Seria, de fato, muito otimista pensar que a influência estrangeira sobre a música brasileira tenha começado nos anos 1950, com a bossa nova. Mário de Andrade, em seu “Ensaio sobre a Música Brasileira” (1928), já apontava, referindo-se ao maxixe, que esse gênero se encontrava crescentemente “infiltrado” pelos foxtrotes americanos.

Nem por isso o pioneiro do modernismo lhe negava originalidade. “Tanto mais curioso que os processos polifônicos e rítmicos de jazz que estão nele não prejudicam em nada o caráter da peça. É um maxixe legítimo. De certo os antepassados coincidem.”

“Os antepassados coincidem”: Mário revela visão ampla da história da música. De fato, o mesmo impressionismo francês e as mesmas polcas e mazurcas que nos Estados Unidos se fundiram aos shouts e worksongs, aos field hollers e blues para formar o ragtime e toda a corrente do jazz, no Brasil se uniram ao lundu e outros ritmos populares para formar a corrente do samba. Corrente da qual, rigorosamente consideradas as dimensões rítmica, melódica e harmônica, não há como excluir a bossa nova.

Nesse ponto costumava insistir Tom Jobim. Como destaca a pesquisadora Ana Suzel Reily em artigo na prestigiada revista Popular Music, “Jobim foi sempre inflexível que a única relação que sua música tinha com o jazz resultou de seus ancestrais comuns”. A bossa, para Tom, é filha do samba e do choro. É um samba renovado ritmicamente e que eleva à plenitude as possibilidades harmônicas contidas em germe no choro.
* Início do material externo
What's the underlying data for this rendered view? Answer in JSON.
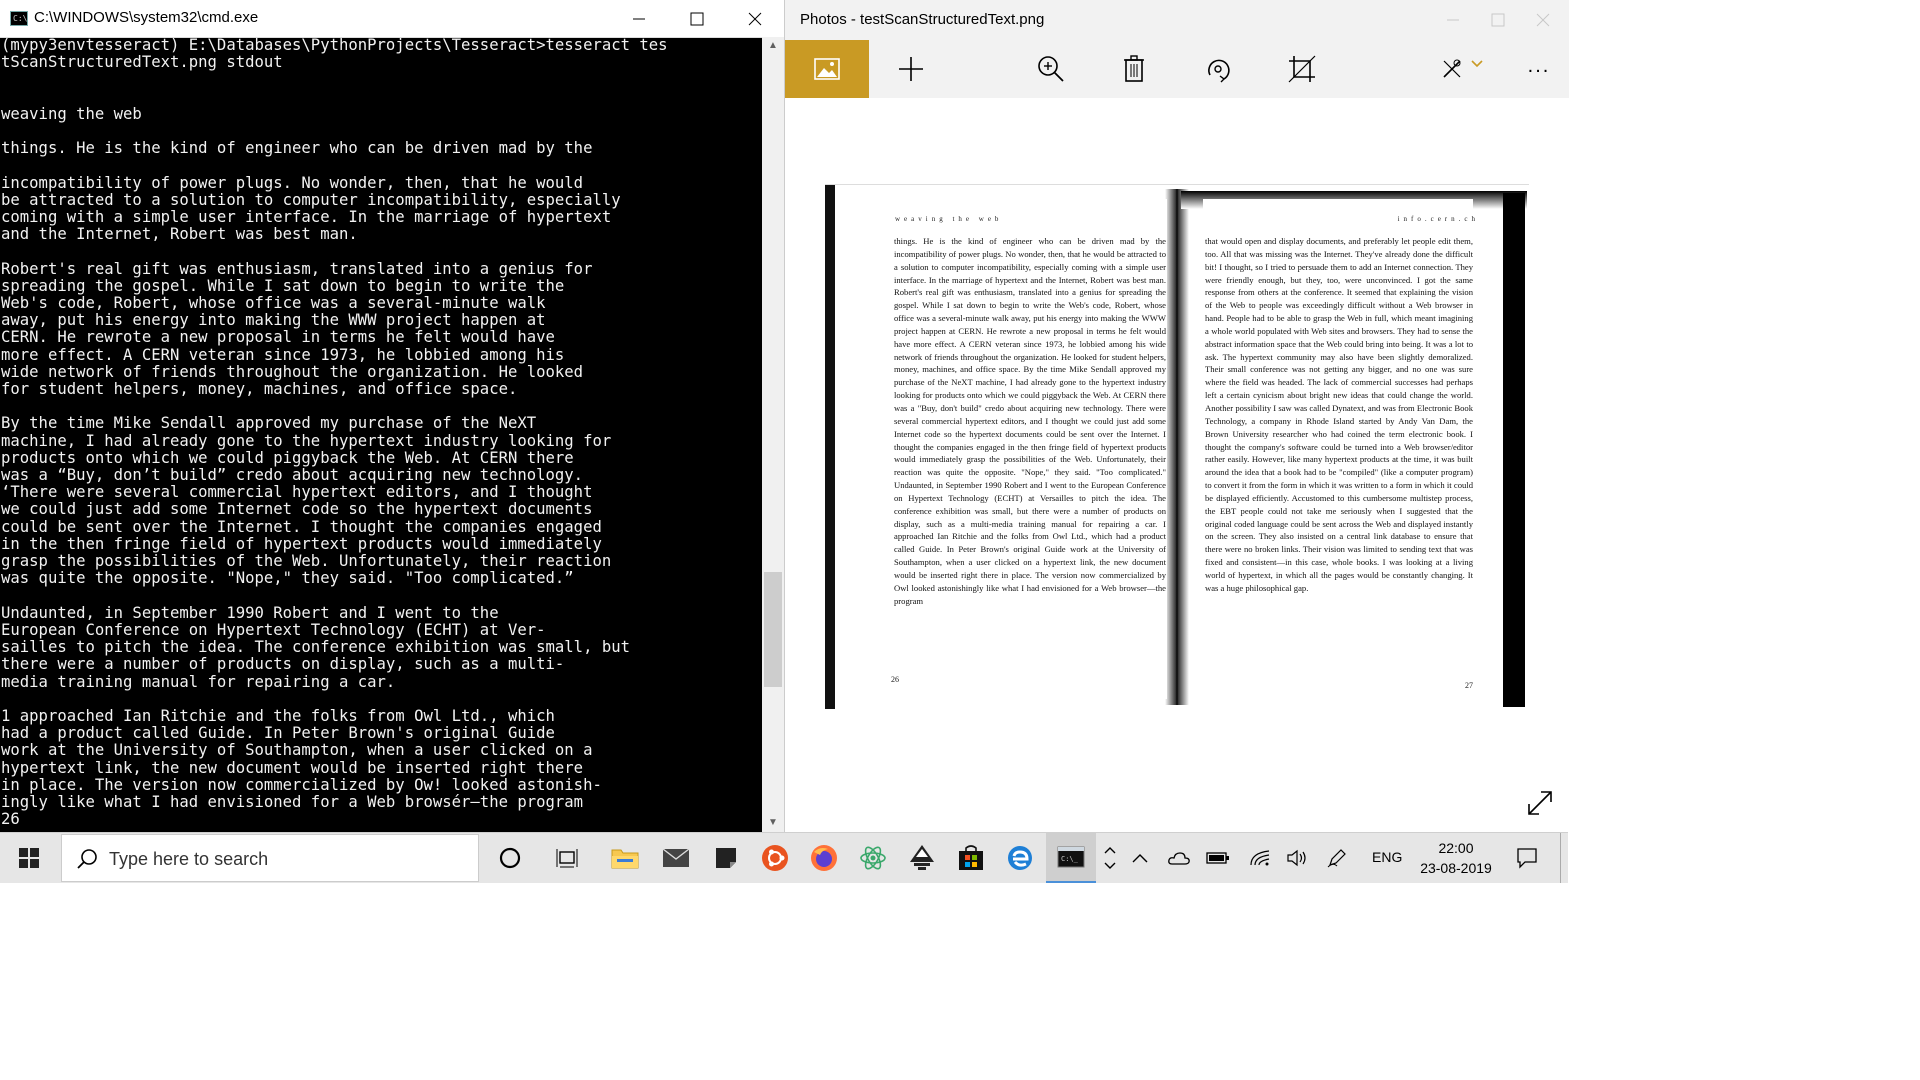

É o samba ganhando aprimoramento e universalidade, como aliás não deixa de reconhecer o próprio Tinhorão, quando, ao citar o musicólogo Brasil Rocha Brito, define o movimento da bossa-nova como “o culto da música popular no sentido de integrar no universal da música as peculiaridades específicas daquela”.

Se, apesar de tudo, o trabalho de Tinhorão abrigou incongruências, o maior dos equívocos seria usá-las para reduzir sua contribuição. Tinhorão foi, ele próprio, manifestação viva da consciência nacional de que nos falava Mário de Andrade. Diria mesmo que ele levou ao extremo as preocupações e o projeto nacionalista que não eram apenas de uma vertente do modernismo.

Hoje, quando nos aproximamos dos cem anos do movimento de 1922, vale reiterar: a construção plena da nacionalidade era aspiração do conjunto da geração modernista.

É verdade que havia ali uma ala mais cosmopolita, que parecia secundarizar os objetivos de afirmação nacional em prol do compromisso prioritário com o universalismo.

Em “Música, Doce Música”, Mário de Andrade contraria essa visão. Ao discorrer sobre as relações entre nacional e universal, conclui que todo universalismo desprovido de esteios na realidade nacional degenera em cosmopolitismo abstrato.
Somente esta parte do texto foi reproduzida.